SEC. 5. That no license shall be issued to any person except upon the conditions that the licensee will conduct the establishment where any product is prepared, will permit inspection of such establishment and inspection and test of such product including its preparation, will furnish the necessary animals, materials, and facilities for making such inspections and tests, will keep records and make reports, and maintain said establishment in sanitary condition, all as prescribed by regulations of the Secretary of Agriculture. It shall be unlawful for any licensee to remove or permit to be removed from the establishment where prepared any product or animals used in the preparation or testing thereof, otherwise than as prescribed by regulations of said Secretary.

SEC. 6. The Secretary of Agriculture is authorized to issue permits for the importation into the United States of any product which is not worthless, contaminated, dangerous, or harmful. It shall be unlawful for any person to import any product into the United States or any place subject to the jurisdiction thereof without a permit from the Secretary of Agriculture or to import into the United States or any place subject to the jurisdiction thereof any worthless, contaminated, dangerous, or harmful product. The Secretary of Agriculture is authorized to cause to be inspected and tested any product which is being imported or offered for importation into the United States or any place subject to the jurisdiction thereof and if he shall find that any such product is worthless, contaminated, dangerous, or harmful the same shall be denied entry and shall be forthwith destroyed or removed from the United States or any place subject to the jurisdiction thereof, by the owner or importer at his own expense, and if not so destroyed or removed the Secretary of Agriculture may cause it to be destroyed.

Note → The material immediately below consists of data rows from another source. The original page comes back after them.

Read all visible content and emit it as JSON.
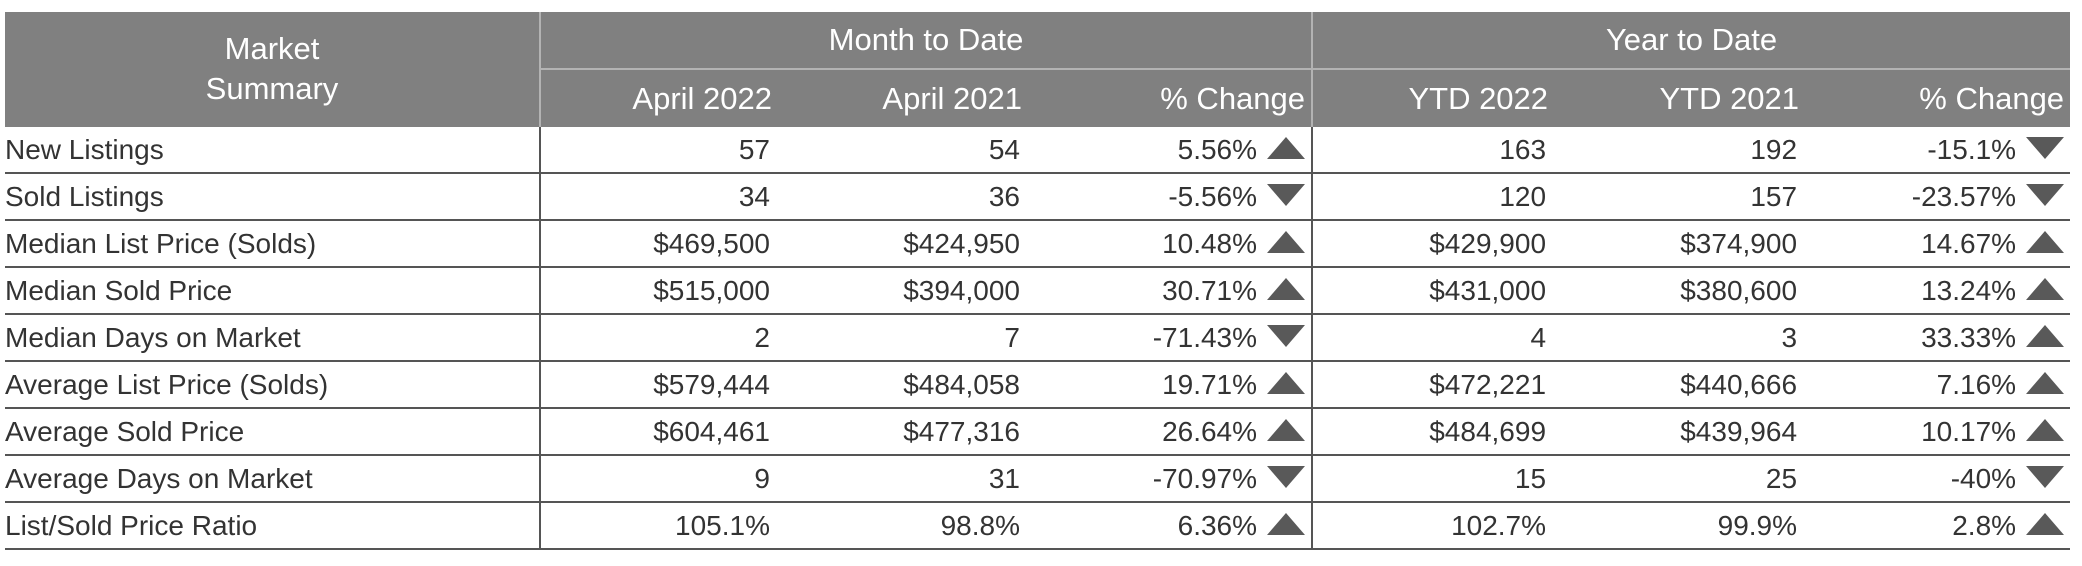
{
  "header": {
    "market_line1": "Market",
    "market_line2": "Summary",
    "month_group": "Month to Date",
    "year_group": "Year to Date",
    "columns": [
      "April 2022",
      "April 2021",
      "% Change",
      "YTD 2022",
      "YTD 2021",
      "% Change"
    ]
  },
  "colors": {
    "header_bg": "#808080",
    "header_text": "#ffffff",
    "arrow": "#595959"
  },
  "rows": [
    {
      "label": "New Listings",
      "mtd_2022": "57",
      "mtd_2021": "54",
      "mtd_change": "5.56%",
      "mtd_dir": "up-arrow-icon",
      "ytd_2022": "163",
      "ytd_2021": "192",
      "ytd_change": "-15.1%",
      "ytd_dir": "down-arrow-icon"
    },
    {
      "label": "Sold Listings",
      "mtd_2022": "34",
      "mtd_2021": "36",
      "mtd_change": "-5.56%",
      "mtd_dir": "down-arrow-icon",
      "ytd_2022": "120",
      "ytd_2021": "157",
      "ytd_change": "-23.57%",
      "ytd_dir": "down-arrow-icon"
    },
    {
      "label": "Median List Price (Solds)",
      "mtd_2022": "$469,500",
      "mtd_2021": "$424,950",
      "mtd_change": "10.48%",
      "mtd_dir": "up-arrow-icon",
      "ytd_2022": "$429,900",
      "ytd_2021": "$374,900",
      "ytd_change": "14.67%",
      "ytd_dir": "up-arrow-icon"
    },
    {
      "label": "Median Sold Price",
      "mtd_2022": "$515,000",
      "mtd_2021": "$394,000",
      "mtd_change": "30.71%",
      "mtd_dir": "up-arrow-icon",
      "ytd_2022": "$431,000",
      "ytd_2021": "$380,600",
      "ytd_change": "13.24%",
      "ytd_dir": "up-arrow-icon"
    },
    {
      "label": "Median Days on Market",
      "mtd_2022": "2",
      "mtd_2021": "7",
      "mtd_change": "-71.43%",
      "mtd_dir": "down-arrow-icon",
      "ytd_2022": "4",
      "ytd_2021": "3",
      "ytd_change": "33.33%",
      "ytd_dir": "up-arrow-icon"
    },
    {
      "label": "Average List Price (Solds)",
      "mtd_2022": "$579,444",
      "mtd_2021": "$484,058",
      "mtd_change": "19.71%",
      "mtd_dir": "up-arrow-icon",
      "ytd_2022": "$472,221",
      "ytd_2021": "$440,666",
      "ytd_change": "7.16%",
      "ytd_dir": "up-arrow-icon"
    },
    {
      "label": "Average Sold Price",
      "mtd_2022": "$604,461",
      "mtd_2021": "$477,316",
      "mtd_change": "26.64%",
      "mtd_dir": "up-arrow-icon",
      "ytd_2022": "$484,699",
      "ytd_2021": "$439,964",
      "ytd_change": "10.17%",
      "ytd_dir": "up-arrow-icon"
    },
    {
      "label": "Average Days on Market",
      "mtd_2022": "9",
      "mtd_2021": "31",
      "mtd_change": "-70.97%",
      "mtd_dir": "down-arrow-icon",
      "ytd_2022": "15",
      "ytd_2021": "25",
      "ytd_change": "-40%",
      "ytd_dir": "down-arrow-icon"
    },
    {
      "label": "List/Sold Price Ratio",
      "mtd_2022": "105.1%",
      "mtd_2021": "98.8%",
      "mtd_change": "6.36%",
      "mtd_dir": "up-arrow-icon",
      "ytd_2022": "102.7%",
      "ytd_2021": "99.9%",
      "ytd_change": "2.8%",
      "ytd_dir": "up-arrow-icon"
    }
  ]
}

SEC. 7. That the Secretary of Agriculture may suspend for a period of not exceeding one year, any license or permit hereunder after opportunity for hearing has been afforded the licensee or permittee, for any violation of this act or the regulations made thereunder; and may revoke any such license or permit after an opportunity for hearing, when he finds that the same has been procured by fraud or misrepresentation, or when he is satisfied that the license or permit is being or has been used to facilitate or effect the preparation for sale, or the sale or transportation in commerce, or the importation of any worthless, contaminated, dangerous, or harmful product, and may also revoke such license or permit when any licensee or permittee hereunder has been convicted in a court of competent jurisdiction of violating any of the provisions of this act: Provided, however, That pending the investigation to determine whether any license or permit should be suspended, the Secretary may, without hearing, suspend such license or permit for a period not exceeding thirty days. The Secretary of Agriculture may refuse to issue a license or permit to any applicant who has violated any of the provisions of this act or the regulations made thereunder, or to any applicant, whose business of importing, preparing for sale or transportation, or transporting in commerce, products subject to the provisions of this act is controlled, directed, managed, supervised, or carried on by any person or persons who have violated any of the aforesaid provisions or regulations. The Secretary of Agriculture may, after the expiration of two years, issue a license, to any person whose license has theretofore been revoked under the provisions of this act.

SEC. 8. That any officer, agent, or employee of the Department of Agriculture authorized by the Secretary of Agriculture for the purpose may, at any time, enter and inspect any establishment in which any product is prepared by a licensee under this act.